The company's focus, over time, has changed to meet the rapidly evolving environment, mostly through innovation. In the 1950s, Weave Corp became the first in the country to use the European-style Jacquard weaving machine, a faster and cleaner process, Berkley said.
Other innovations that have kept the company competitive include its use of shuttleless weaving machines — which are faster, more versatile and create fewer defects. In 1979, the company was the first in the US to use electronic Jacquard weaving machinery.
The company closed its Paterson mills in 1967, as much of the industry around it fled to cheaper, Southern states, Berkley said.
The equipment was ancient,
he said. The building stood in the way of Route 80 and looked like it was going to go.
In its place, Weave Corp opened the Denver, Pa, factory, which has since grown to 160,000 square feet. Squeezed by high raw-material prices, the company stopped making silk in the 1960s and switched production from fabric for apparel and ties, to upholstery material.

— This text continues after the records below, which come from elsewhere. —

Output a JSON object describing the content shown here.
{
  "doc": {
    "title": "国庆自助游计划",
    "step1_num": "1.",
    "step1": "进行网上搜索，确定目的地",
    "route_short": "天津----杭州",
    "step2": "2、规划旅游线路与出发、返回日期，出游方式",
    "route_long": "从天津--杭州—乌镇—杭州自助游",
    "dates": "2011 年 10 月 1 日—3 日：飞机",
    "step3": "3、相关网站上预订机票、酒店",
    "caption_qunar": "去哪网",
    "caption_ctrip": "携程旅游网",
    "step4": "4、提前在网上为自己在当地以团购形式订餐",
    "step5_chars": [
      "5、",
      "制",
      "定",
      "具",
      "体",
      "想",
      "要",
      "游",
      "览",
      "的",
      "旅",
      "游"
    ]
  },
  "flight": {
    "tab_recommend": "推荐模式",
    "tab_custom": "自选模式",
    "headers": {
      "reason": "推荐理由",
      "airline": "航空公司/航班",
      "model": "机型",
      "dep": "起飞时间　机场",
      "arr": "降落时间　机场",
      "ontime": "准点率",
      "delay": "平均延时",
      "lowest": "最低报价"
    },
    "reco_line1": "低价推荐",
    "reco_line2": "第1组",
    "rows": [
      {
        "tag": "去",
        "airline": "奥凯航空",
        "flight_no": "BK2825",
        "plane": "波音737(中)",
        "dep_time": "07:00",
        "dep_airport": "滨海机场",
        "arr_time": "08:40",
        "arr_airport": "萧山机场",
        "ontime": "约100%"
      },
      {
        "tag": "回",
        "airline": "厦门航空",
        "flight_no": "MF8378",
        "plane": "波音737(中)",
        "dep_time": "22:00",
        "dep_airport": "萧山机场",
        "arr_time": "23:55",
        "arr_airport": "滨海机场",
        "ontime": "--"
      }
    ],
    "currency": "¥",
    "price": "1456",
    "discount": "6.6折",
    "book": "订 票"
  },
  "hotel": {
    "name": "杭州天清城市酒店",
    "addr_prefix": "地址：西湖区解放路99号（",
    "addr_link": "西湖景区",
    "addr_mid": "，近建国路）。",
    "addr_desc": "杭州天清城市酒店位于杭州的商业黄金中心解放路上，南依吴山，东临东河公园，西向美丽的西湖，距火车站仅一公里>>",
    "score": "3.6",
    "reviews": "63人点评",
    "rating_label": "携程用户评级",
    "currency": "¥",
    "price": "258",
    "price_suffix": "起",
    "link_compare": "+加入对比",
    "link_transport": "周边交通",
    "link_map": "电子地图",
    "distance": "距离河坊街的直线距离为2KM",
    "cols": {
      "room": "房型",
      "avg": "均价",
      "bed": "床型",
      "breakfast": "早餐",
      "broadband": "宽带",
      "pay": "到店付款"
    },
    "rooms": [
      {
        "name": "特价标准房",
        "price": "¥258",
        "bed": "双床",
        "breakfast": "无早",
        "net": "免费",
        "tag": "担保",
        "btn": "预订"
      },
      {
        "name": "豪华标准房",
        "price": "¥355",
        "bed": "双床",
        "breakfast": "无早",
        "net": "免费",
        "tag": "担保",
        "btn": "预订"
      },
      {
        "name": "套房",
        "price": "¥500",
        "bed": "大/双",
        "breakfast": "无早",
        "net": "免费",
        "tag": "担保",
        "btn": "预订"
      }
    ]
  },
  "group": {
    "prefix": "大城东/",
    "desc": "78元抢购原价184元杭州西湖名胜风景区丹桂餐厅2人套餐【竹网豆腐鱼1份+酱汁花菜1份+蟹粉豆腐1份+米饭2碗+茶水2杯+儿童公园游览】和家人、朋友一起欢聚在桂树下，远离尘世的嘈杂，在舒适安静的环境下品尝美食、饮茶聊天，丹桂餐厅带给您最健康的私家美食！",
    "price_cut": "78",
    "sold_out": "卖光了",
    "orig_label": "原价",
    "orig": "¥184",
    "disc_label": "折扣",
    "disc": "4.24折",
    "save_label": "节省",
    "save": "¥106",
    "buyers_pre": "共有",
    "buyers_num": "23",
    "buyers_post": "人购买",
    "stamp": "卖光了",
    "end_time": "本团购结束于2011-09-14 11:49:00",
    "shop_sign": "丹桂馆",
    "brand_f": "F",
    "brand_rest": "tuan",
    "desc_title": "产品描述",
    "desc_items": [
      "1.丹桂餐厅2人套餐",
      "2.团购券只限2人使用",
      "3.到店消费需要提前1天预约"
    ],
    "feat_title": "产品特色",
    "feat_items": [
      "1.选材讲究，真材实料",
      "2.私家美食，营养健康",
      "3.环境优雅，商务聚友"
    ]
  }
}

Berkley joined the company in 1973 as the transition commenced. Until then, he had sought — somewhat unsuccessfully — to become a tenured teacher. He was brought to his senses by one of his old high school teacher.
He said, 'You don't work well with anybody',
Berkley, 59, remembers. You need to be your own boss.
He said his father, who was about to sell the company, agreed to hold off while his son got a taste of the business. It felt good, Berkley said. He took over the fledgling upholstery material line and helped make it the centerpiece of the company, closing down the manufacture of material for men's ties, which faced tough competition from low cost Korean manufacturers.
In 1999, Weave Corp began getting silk made in China. And in February of this year, the company began selling weatherwize, a new line of material that doesn't fade in the sun, mostly for use in garden furniture.
Berkley said his drive to keep pushing the company forward comes from the exhilaration of developing and selling product
.
I love watching the looms weave,
he said.
I love watching the fabrics being created. I go to the mill pretty regularly.